# BLFC 2016?



## DarkCedar (Jul 4, 2015)

Ok folks. Im just posting this to get an idea of who might go. If BLFC 2016 happens.

It is held in Reno,NV. around May.

I recently decided to attend a Convention near my area. That being BLFC in Reno.
I went so far as to email them and see if there was any news on IF and WHEN it will be held. I have not received a response as of yet. But I am hopeful that I will soon.

As soon as I hear back from them. I will post the information that I get from them here. And maybe start another thread to make it easier to find.

So IF they do decide to hold BLFC 2016. Id like to know who might be going. And hopefully meet up and hang out with our tails out.

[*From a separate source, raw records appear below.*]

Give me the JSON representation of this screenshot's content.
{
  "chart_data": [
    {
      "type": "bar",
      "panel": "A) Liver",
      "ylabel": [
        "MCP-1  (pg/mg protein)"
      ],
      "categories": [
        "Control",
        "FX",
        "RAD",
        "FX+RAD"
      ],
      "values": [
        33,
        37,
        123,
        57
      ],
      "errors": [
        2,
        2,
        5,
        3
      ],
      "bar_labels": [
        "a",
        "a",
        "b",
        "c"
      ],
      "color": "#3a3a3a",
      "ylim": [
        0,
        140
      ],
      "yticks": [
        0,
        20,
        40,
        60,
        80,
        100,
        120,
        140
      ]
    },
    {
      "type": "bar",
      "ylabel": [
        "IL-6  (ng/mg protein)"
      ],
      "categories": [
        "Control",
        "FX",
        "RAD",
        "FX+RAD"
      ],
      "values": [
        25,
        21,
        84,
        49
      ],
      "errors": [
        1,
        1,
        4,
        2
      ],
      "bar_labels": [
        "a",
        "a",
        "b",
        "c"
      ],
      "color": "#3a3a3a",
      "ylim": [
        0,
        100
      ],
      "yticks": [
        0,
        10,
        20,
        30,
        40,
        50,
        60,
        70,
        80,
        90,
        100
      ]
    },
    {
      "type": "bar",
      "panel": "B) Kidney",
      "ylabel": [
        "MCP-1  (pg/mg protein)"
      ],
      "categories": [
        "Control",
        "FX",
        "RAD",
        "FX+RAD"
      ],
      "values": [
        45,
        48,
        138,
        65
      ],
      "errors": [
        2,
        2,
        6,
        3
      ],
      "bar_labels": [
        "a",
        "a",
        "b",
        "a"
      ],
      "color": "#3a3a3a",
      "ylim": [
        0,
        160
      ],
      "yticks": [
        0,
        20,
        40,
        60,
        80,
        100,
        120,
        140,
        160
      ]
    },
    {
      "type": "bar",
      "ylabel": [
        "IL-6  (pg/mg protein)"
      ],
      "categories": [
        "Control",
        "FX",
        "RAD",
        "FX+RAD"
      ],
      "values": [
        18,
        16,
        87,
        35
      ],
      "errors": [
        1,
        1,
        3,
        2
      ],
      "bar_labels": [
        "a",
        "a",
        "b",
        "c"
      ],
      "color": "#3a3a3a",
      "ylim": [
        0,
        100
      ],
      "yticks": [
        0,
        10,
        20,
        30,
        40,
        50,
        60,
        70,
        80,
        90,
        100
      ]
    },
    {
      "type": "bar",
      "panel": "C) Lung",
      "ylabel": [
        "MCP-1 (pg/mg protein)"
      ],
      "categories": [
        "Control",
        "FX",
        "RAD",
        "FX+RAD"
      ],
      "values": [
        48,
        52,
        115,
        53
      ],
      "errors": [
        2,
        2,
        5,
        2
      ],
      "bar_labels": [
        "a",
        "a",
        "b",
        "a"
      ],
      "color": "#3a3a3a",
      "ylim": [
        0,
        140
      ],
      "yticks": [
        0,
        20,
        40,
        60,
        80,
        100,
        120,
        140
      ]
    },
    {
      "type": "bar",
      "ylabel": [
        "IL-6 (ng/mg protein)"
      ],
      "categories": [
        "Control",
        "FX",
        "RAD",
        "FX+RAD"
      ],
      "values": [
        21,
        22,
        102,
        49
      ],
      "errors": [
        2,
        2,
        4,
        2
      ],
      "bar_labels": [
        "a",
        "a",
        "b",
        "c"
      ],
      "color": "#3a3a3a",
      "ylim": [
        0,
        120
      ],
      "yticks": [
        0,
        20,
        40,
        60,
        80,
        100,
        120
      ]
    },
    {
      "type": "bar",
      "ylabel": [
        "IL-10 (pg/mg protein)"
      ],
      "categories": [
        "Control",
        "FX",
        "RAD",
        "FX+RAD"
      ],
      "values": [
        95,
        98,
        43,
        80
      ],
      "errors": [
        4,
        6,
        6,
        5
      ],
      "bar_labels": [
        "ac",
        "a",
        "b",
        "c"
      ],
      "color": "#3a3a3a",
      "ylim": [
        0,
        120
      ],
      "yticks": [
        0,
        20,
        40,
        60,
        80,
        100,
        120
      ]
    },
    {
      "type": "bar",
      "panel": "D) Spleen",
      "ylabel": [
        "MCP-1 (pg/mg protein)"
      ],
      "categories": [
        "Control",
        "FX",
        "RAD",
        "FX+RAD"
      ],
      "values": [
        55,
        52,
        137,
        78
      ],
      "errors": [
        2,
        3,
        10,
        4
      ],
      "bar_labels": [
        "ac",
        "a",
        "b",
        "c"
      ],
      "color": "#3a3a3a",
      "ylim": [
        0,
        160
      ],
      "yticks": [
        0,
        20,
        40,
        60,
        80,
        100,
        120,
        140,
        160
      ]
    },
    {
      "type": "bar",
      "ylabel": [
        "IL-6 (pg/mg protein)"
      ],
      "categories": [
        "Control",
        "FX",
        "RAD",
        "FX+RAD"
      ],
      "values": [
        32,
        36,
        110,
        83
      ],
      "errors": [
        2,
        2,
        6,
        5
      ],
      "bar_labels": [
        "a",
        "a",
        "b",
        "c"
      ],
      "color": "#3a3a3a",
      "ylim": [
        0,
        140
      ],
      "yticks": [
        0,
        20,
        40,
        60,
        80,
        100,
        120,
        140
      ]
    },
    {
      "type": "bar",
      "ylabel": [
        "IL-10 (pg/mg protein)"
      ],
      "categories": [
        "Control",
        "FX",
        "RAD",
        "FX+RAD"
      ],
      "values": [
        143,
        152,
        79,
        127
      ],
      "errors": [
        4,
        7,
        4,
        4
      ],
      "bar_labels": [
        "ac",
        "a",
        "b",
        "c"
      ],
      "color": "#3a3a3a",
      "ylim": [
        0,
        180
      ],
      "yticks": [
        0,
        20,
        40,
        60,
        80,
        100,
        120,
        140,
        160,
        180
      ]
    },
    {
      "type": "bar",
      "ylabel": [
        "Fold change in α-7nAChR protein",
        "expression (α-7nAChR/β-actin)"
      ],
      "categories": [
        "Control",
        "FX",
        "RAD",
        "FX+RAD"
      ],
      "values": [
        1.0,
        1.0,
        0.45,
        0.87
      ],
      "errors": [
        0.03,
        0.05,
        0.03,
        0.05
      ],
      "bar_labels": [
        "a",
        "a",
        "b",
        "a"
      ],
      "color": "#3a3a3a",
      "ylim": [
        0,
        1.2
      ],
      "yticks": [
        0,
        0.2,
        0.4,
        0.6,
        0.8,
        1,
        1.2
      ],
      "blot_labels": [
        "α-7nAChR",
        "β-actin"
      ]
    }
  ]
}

This will be my first convention ever. I am really looking forward to it. And so is my daughter. The family that Furs together....sheds together.

hope to see you there.


----------



## Caledonian (Jul 4, 2015)

Not me, stuck in Scotland =];{)


----------



## magicalfishcats (Nov 1, 2016)

It happens in June, the 1-4! It's pretty cool and takes place at the grand sierra. I plan on going there.


----------



## Cyco-Dude (Nov 2, 2016)

magicalfishcats said:


> It happens in June, the 1-4! It's pretty cool and takes place at the grand sierra. I plan on going there.


(pssst...hey. hey you! this thread is a year old.)


----------



## JayTheGryphon (Nov 4, 2016)

I'll sure try!


----------



## GhasterRedPanda (Apr 2, 2017)

I went! it was amazing!


----------